Le chef de la police entrait en ce moment dans le salon.

— Tenez, sir Richard, lui dit l’officier, si j’avais pu douter, voici qui achèverait de me convaincre. Ce malheureux est mort étranglé. Nadir a voulu laisser ici une trace de son passage. Et il m’échappe !

— C’est vrai, capitaine, je viens de parcourir l’hôtel : ou le comte et ses complices étaient absents, ou ils ont fui par un chemin que je n’ai pu découvrir encore. Cependant…

— Pardon, monsieur, interrompit en ce moment avec beaucoup de dignité lady Maury, qui jusqu’alors n’avait pas pris la parole, veuillez m’expliquer ce qui se passe ici. De quel droit la force armée a-t-elle envahi cet hôtel ?

— Madame, répondit sir Richard Mayne, je suis le chef de la police métropolitaine, et je ne sais…

— Je suis, moi, monsieur, lady Maury.

— Lady Maury !

— Oui, monsieur, lady Maury que tout le monde croyait morte, parce que son mari a tenté de l’assassiner après l’avoir déshonorée. Je pensais que nos lois rendaient inviolable, à moins d’un arrêt du lord chancelier, le domicile d’une femme de mon rang.

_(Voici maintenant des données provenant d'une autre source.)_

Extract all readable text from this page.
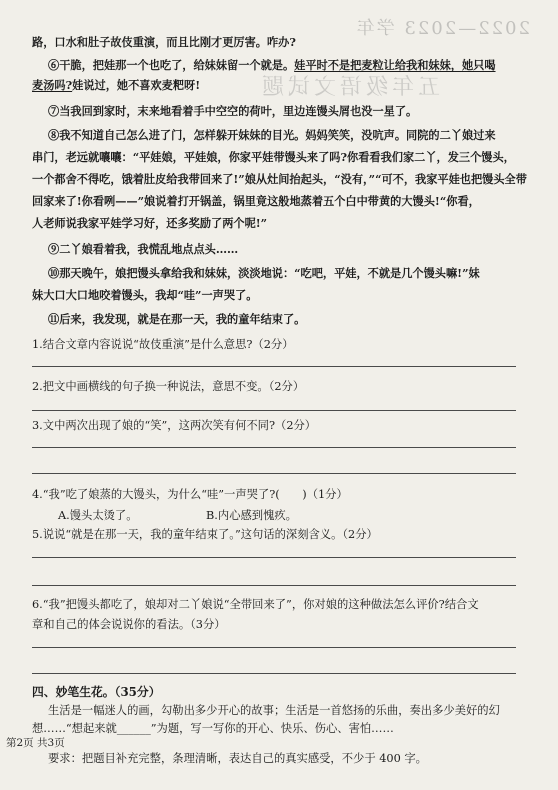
2022—2023 学年
五年级语文试题
路，口水和肚子故伎重演，而且比刚才更厉害。咋办?
⑥干脆，把娃那一个也吃了，给妹妹留一个就是。娃平时不是把麦粒让给我和妹妹，她只喝
麦汤吗?娃说过，她不喜欢麦粑呀!
⑦当我回到家时，末来地看着手中空空的荷叶，里边连馒头屑也没一星了。
⑧我不知道自己怎么进了门，怎样躲开妹妹的目光。妈妈笑笑，没吭声。同院的二丫娘过来
串门，老远就嚷嚷：“平娃娘，平娃娘，你家平娃带馒头来了吗?你看看我们家二丫，发三个馒头，
一个都舍不得吃，饿着肚皮给我带回来了!”娘从灶间抬起头，“没有，”“可不，我家平娃也把馒头全带
回家来了!你看咧——”娘说着打开锅盖，锅里竟这般地蒸着五个白中带黄的大馒头!“你看，
人老师说我家平娃学习好，还多奖励了两个呢!”
⑨二丫娘看着我，我慌乱地点点头……
⑩那天晚午，娘把馒头拿给我和妹妹，淡淡地说：“吃吧，平娃，不就是几个馒头嘛!”妹
妹大口大口地咬着馒头，我却“哇”一声哭了。
⑪后来，我发现，就是在那一天，我的童年结束了。
1.结合文章内容说说“故伎重演”是什么意思?（2分）
2.把文中画横线的句子换一种说法，意思不变。（2分）
3.文中两次出现了娘的“笑”，这两次笑有何不同?（2分）
4.“我”吃了娘蒸的大馒头，为什么“哇”一声哭了?(　　)（1分）
A.馒头太烫了。	B.内心感到愧疚。
5.说说“就是在那一天，我的童年结束了。”这句话的深刻含义。（2分）
6.“我”把馒头都吃了，娘却对二丫娘说“全带回来了”，你对娘的这种做法怎么评价?结合文
章和自己的体会说说你的看法。（3分）
四、妙笔生花。（35分）
生活是一幅迷人的画，勾勒出多少开心的故事；生活是一首悠扬的乐曲，奏出多少美好的幻
想……“想起来就______”为题，写一写你的开心、快乐、伤心、害怕……
要求：把题目补充完整，条理清晰，表达自己的真实感受，不少于 400 字。
第2页 共3页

— Miss Ada ! murmura le capitaine George, voyant que sir Richard Mayne ne savait comment s’expliquer.

— Je ne vous fait aucun reproche, mon ami, répondit la jeune femme ; je sais jusqu’où la passion peut conduire, mais celui que vous cherchez est loin d’ici, et ma mère vient de faire remarquer à sir Richard Mayne que la maison d’un sujet de la reine est sous la protection de la loi.

— Recevez toutes mes excuses, madame, dit sir Richard, j’ai tort puisque j’ai laissé échapper ceux que je cherchais.

Et après s’être incliné respectueusement devant lady Maury et ses filles, le fonctionnaire sortit en entraînant George et en faisant signe à ses gens de le suivre.

— On ne passe pas ! hurla tout à coup aux oreilles du capitaine une voix avinée, au moment où il allait franchir le seuil de l’hôtel avec ses compagnons, on ne passe pas ! Où est mon prisonnier, ce scélérat de Nadir, où est-il ?

— Il s’est sauvé, mon pauvre Stilson, répondit le jeune officier en soutenant le pauvre geôlier que cette nouvelle menaçait de foudroyer ; il s’est sauvé ; tu t’es grisé trop vite.

Stilson, en effet, avait si bien compté sur la nature de Nadir, que, mis en faction à la porte de l’hôtel, il avait profité de son isolement pour faire à la gourde qu’il avait emportée par prévision les plus fréquentes caresses.

Le malheureux état ivre comme aux beaux jours d’autrefois.

Pas mieux que Bob, qui était mort sans avoir eu le temps de devenir un honnête homme, le gros geôlier de Golconde n’avait tenu son serment.